Sus ojos verdes estaban empañados, vulnerables de una manera que él jamás había visto. Bebí demasiado. Mi apartamento está en Santa Fe y yo no puedo manejar. No tengo a nadie que se detuvo como si acabara de darse cuenta de lo patético que sonaba. La exitosa Isabela Mendoza, la colombiana que había llegado a México hace 7 años sin nada y ahora dirigía el departamento más importante de la empresa. No tenía a quien llamar en una emergencia. Venga.

Miguel le tendió la mano. La llevo a mi casa. Mañana la traigo por su carro. A su casa, Miguel. No puedo. Usted tiene su vida, su hija. Sofía está con la vecina hasta mañana y no voy a dejarla aquí sola. Isabela lo miró con una mezcla de gratitud y pánico. ¿Por qué haría eso por mí? Soy su jefe.

Esto es inadecuado. Miguel sonrió levemente. Porque es lo correcto. ¿Y por qué? Bueno, porque todos merecemos que alguien nos cuide cuando estamos mal. En el taxi, mientras la lluvia creaba un mundo privado dentro del auto, Isabela recargó su cabeza contra la ventana. “¿Sabe cuántas veces me han propuesto matrimonio?”, dijo de repente, con la voz pastosa por el alcohol.

Miguel no sabía si debía responder. “Tres veces”, continuó ella, “Tres hombres diferentes. ¿Y sabe por qué dije que no a todos?” No, señorita, porque ninguno quería conocerme realmente. Solo querían la versión exitosa de mí, la ejecutiva, la que gana bien, la que se ve bien en las fotos de eventos empresariales.

Sus palabras salían entrecortadas, pero había una honestidad brutal en ellas. Nadie nunca me preguntó qué me gusta desayunar o si extraño las arepas de mi abuela o si a veces lloro viendo películas tontas. Miguel sintió algo removerse en su pecho. En tres años de trabajar bajo sus órdenes, nunca la había visto así de humana. ¿Y usted qué desayuna?, preguntó suavemente.

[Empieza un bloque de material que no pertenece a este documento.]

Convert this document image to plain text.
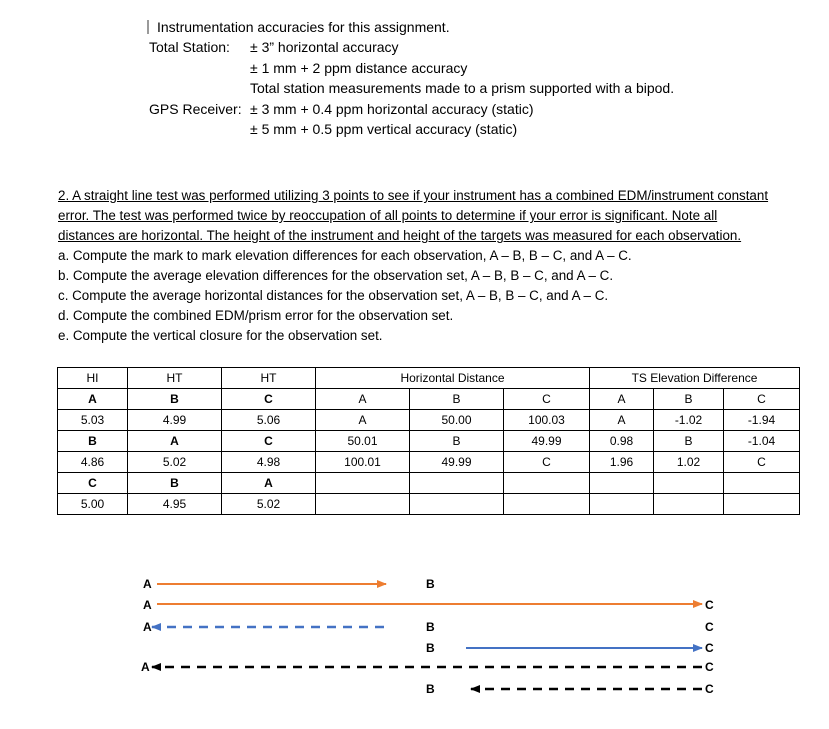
Instrumentation accuracies for this assignment.
Total Station: ± 3” horizontal accuracy
± 1 mm + 2 ppm distance accuracy
Total station measurements made to a prism supported with a bipod.
GPS Receiver: ± 3 mm + 0.4 ppm horizontal accuracy (static)
± 5 mm + 0.5 ppm vertical accuracy (static)
2. A straight line test was performed utilizing 3 points to see if your instrument has a combined EDM/instrument constant
error. The test was performed twice by reoccupation of all points to determine if your error is significant. Note all
distances are horizontal. The height of the instrument and height of the targets was measured for each observation.
a. Compute the mark to mark elevation differences for each observation, A – B, B – C, and A – C.
b. Compute the average elevation differences for the observation set, A – B, B – C, and A – C.
c. Compute the average horizontal distances for the observation set, A – B, B – C, and A – C.
d. Compute the combined EDM/prism error for the observation set.
e. Compute the vertical closure for the observation set.
HI	HT	HT	Horizontal Distance			TS Elevation Difference		
A	B	C	A	B	C	A	B	C
5.03	4.99	5.06	A	50.00	100.03	A	-1.02	-1.94
B	A	C	50.01	B	49.99	0.98	B	-1.04
4.86	5.02	4.98	100.01	49.99	C	1.96	1.02	C
C	B	A						
5.00	4.95	5.02						
A	B
A	C
A	B	C
B	C
A	C
B	C
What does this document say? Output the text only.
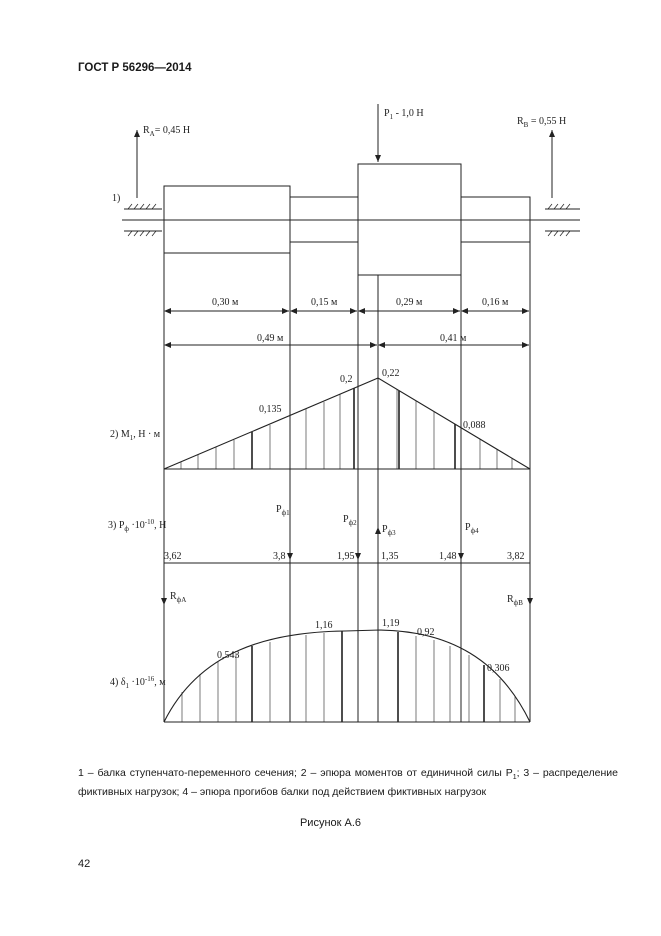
ГОСТ Р 56296—2014
$R_A= 0,45$ Н
$P_1 - 1,0$ Н
$R_B = 0,55$ Н
1)
0,30 м	0,15 м	0,29 м	0,16 м
0,49 м	0,41 м
0,135
0,2
0,22
0,088
2) $M_1$, Н · м
$P_{ф1}$
$P_{ф2}$
$P_{ф3}$	$P_{ф4}$
$R_{фA}$	$R_{фB}$
3,62	3,8	1,95	1,35	1,48	3,82
3) $P_ф \cdot 10^{-10}$, Н
0,543
1,16	1,19
0,92
0,306
4) $\delta_1 \cdot 10^{-16}$, м
1 – балка ступенчато-переменного сечения; 2 – эпюра моментов от единичной силы $P_1$; 3 – распределение фиктивных нагрузок; 4 – эпюра прогибов балки под действием фиктивных нагрузок
Рисунок А.6
42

Isabela volteó a verlo sorprendida. Perdón, que qué le gusta desayunar. Una sonrisa pequeña apareció en sus labios. Huevos pericos con arepa y café muy cargado, como en Bogotá. Y sí extraña las arepas de su abuela todos los días. y llora con las películas.

Isabela se rió un sonido quebrado pero genuino, especialmente con las de Disney. Patético, ¿verdad? Para nada. Miguel la miró a través del reflejo en la ventana. Suena normal. Suena real. El taxi se detuvo frente al edificio de Miguel en la colonia Roma Norte. Era un lugar modesto, muy diferente al mundo de rascacielos donde trabajaban. Miguel. Isabela puso su mano en su brazo cuando él fue a pagar.

Gracias. Y lo siento. Mañana vamos a pretender que esto nunca pasó. Sí. Él la ayudó a bajar del taxi sosteniéndola cuando sus tacones volvieron a traicionarla en la banqueta mojada. Si eso es lo que usted quiere, dijo, “Pero para que sepa, no tengo nada que fingir.” Arriba en su pequeño departamento de dos recámaras, Miguel le prestó una playera y unos pants que le quedaban enormes.

Isabela se veía perdida en su ropa, pero más cómoda que en todo el día. “Su casa es acogedora”, dijo mirando las fotos de Sofía en las paredes. “Es pequeña, pero es nuestra. ¿Cuánto tiempo tiene de enviudar?” 3 años y medio. Sofía tenía seis cuando pasó.

Isabela asintió observando una foto donde una mujer morena sonreía abrazando a Miguel y a una Sofía pequeña. Ella era hermosa, era una buena mamá. Miguel acomodó una almohada en el sillón. Yo duermo aquí. Usted tome mi cuarto. No, Miguel, no puedo. Insisto. Y mañana hablamos de todo esto con la cabeza fría. Isabela se dirigió hacia la habitación, pero se detuvo en la puerta.

Miguel, ¿por qué está haciendo esto? Él la miró desde el sillón, ya quitándose los zapatos. Porque hace tr años, cuando murió Carmen, usted fue la única en la oficina que no me preguntó cuándo iba a regresar a trabajar. Solo me dijo que tomara el tiempo que necesitara. Eso significó mucho. Isabela se quedó en silencio por un momento.